Mid-March Madness

Exhaustion has taken over today.  I’ve been putting it off,pretending like I didn’t notice it coming on.  For days I’ve been running on auto pilot; moving through my day by sheer determination.  But today, I surrender to the fatigue.  Not because I want to, but because I have no choice.  My mind is numb, and my body weary.  My eyes threatening to close, while my brain forces them open.  I watch the clock at work tick by slowly – will this day ever end.  I am tired, and I am barely functioning. This happens to me every few months, and when it does I know it’s time for a rest.
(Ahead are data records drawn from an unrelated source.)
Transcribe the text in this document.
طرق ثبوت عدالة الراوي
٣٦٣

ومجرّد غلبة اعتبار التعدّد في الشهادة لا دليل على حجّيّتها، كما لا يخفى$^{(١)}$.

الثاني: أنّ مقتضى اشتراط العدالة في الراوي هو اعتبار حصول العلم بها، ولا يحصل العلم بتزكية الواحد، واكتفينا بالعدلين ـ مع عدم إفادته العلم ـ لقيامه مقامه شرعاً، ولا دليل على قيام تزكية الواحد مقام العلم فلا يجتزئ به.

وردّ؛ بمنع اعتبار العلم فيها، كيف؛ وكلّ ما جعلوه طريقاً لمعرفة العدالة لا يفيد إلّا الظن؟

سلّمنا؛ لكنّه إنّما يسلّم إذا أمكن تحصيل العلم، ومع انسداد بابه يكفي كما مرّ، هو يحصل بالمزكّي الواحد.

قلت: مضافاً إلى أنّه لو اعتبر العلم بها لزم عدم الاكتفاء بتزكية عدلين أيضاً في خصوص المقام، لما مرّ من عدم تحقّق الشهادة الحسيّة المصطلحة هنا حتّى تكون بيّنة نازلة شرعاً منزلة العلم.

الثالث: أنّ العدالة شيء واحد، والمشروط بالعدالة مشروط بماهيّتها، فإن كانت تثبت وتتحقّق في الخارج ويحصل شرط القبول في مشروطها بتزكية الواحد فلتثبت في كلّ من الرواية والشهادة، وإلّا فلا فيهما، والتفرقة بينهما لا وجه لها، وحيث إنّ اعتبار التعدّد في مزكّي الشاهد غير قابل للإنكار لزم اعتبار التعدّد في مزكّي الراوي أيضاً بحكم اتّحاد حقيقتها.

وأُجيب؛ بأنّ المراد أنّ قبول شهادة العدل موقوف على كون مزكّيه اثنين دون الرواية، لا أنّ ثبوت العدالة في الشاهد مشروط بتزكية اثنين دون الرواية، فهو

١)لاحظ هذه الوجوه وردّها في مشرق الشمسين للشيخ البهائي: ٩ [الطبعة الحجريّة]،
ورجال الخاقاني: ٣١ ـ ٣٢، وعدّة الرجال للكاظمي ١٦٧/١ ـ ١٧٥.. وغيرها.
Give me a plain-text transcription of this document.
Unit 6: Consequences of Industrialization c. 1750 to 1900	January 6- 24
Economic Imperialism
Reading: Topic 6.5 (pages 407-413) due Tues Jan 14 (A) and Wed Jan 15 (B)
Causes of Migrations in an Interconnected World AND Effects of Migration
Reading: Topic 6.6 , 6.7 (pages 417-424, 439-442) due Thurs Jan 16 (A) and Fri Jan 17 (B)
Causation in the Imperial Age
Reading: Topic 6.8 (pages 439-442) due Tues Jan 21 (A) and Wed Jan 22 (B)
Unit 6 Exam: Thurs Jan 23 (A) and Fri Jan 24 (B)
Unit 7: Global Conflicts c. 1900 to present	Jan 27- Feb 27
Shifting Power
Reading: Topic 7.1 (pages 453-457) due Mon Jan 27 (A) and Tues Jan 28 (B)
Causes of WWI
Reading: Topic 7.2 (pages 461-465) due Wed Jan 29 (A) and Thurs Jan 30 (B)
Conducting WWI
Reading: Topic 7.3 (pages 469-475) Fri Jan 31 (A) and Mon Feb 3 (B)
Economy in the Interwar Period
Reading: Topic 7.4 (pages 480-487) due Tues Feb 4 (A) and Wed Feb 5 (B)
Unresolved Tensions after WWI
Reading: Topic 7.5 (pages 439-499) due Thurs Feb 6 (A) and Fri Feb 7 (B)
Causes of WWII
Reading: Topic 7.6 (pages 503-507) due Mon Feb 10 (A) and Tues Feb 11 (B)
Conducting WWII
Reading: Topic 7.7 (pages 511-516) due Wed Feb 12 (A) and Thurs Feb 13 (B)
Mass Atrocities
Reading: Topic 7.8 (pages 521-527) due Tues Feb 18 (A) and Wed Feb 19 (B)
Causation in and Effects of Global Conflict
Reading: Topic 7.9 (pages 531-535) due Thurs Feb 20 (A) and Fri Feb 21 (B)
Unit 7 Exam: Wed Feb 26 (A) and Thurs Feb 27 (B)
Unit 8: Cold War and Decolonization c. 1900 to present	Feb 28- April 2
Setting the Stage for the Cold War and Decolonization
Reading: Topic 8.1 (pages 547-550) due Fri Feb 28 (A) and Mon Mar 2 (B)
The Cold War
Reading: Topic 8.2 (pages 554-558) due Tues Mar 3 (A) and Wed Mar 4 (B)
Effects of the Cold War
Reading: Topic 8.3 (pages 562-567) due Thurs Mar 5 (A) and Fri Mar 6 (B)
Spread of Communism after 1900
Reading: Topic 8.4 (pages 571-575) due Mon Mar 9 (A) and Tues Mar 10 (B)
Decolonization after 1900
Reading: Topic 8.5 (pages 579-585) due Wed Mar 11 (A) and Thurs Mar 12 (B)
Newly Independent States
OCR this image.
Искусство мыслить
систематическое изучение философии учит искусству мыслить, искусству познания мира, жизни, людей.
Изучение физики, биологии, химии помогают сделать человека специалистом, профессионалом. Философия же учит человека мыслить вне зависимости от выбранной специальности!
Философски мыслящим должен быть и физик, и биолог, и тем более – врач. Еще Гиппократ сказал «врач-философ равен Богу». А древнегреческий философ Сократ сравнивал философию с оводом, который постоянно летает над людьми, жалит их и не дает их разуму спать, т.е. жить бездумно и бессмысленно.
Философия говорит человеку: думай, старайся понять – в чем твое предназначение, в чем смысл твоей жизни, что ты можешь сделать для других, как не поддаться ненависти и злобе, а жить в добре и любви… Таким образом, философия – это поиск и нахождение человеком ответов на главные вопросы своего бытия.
Like most people I live a busy life.  I get up each morning at 5:00 a.m. and go for a quick 30 minute run.  I run to clear my head and prepare for the grueling day ahead.  I’m a human resource manager, so my work days are filled with endless fires to put out and administrative tasks.Not that I don’t I love my job, I do, but it takes a lot out of me.  At 4:30 p.m. (if I’m lucky) my work day is done and I head to the gym to either teach or do my own work out.  I used to teach four-nights-a-week, but in my old age I have had to cut it back to one.  By 6:30 p.m. I’m on my way home to tackle a couple hours of school work, make dinner, prepare my lunch for the next day, and walk the dog.  I get about half an hour before bed to read or watch T.V. just to unwind.  I’m in bed by 9:00 p.m., and honestly I only stay up that late on principle alone.  Anything early makes me feel too old.  And then – I do it again the next day and the next and ….

My days are full, and I like that.  I like to accomplish tasks – it makes me feel like I am really living.  However, from time to time it wears me out.  I get to a point when my body just simply shuts down.  There are warning signs when this is about to happen, yet I wait until I can barely function before I rest.  I notice at first that it’s harder to get up in the morning.  When the alarm goes off I feel like someone just kicked the shit out of me, and I have doubts I will physically be able to get out of bed.  Next I notice the irritability.  I can barely stand to have a conversation with someone, and I fear I’m going to tell them to shut the hell up.  After a while I start to lose focus at work, and I begin skipping tasks that I feel can wait until tomorrow – like writing my blog.  When I’ve reached about 2 weeks worth of fatigue, my workouts start to suffer.  I still force myself to the gym, but I’m so exhausted I might as well just have skipped it.  This is when I know I don’t have long.   Within a day or so I struggle through each day, just waiting until it’s time to go to bed again.  All I can think about it sleeping.  Finally, I crash.

Now normally when this happens to me, I head straight to Winners to buy myself something pretty, stop at the liquor for a bottle of wine, head over to the chopped leaf and pick up dinner, rent a movie off cable, and VEG.  This is exactly what I want to do, but I can’t (won’t).  With my new budget and promise wine only on Fridays, I am unable to turn to my usual devices.  This worries me because I don’t know how else to reward myself.  I need something that say’s “good job, now take a break.”  I guess I can break the wine rule and have a glass tonight, but without the little gift, dinner and movie it’s not the same.  I could just go home after work and watch TV, but this will not re-energize me.  I will feel just as tire, if not more tired tomorrow.

I need a new reward system; something that doesn’t require money, but I’m at a total loss as to what that could be.  I live in a small town, so there isn’t much to do as far as entertainment.  And even if there was something to do, it would still cost money.  I could read a book, but honestly I’m too tired.  I need something fun; something enjoyable and mindless.  It’s not warm enough yet to go to the beach, but the snow is gone so I can’t make a snowman.  There are 70Km/hr winds today; otherwise, I would consider a leisurely walk.  DOWNTIME is just to hard.

My goal for March is to find fun.  Fun that doesn’t require exercise or brainpower.  It needs to be easy, childlike, even childish.  I want to be entertained!  I’m proud of myself for my accomplishment; but if I don’t find a way to enjoy life from time to time, it’s all for nothing.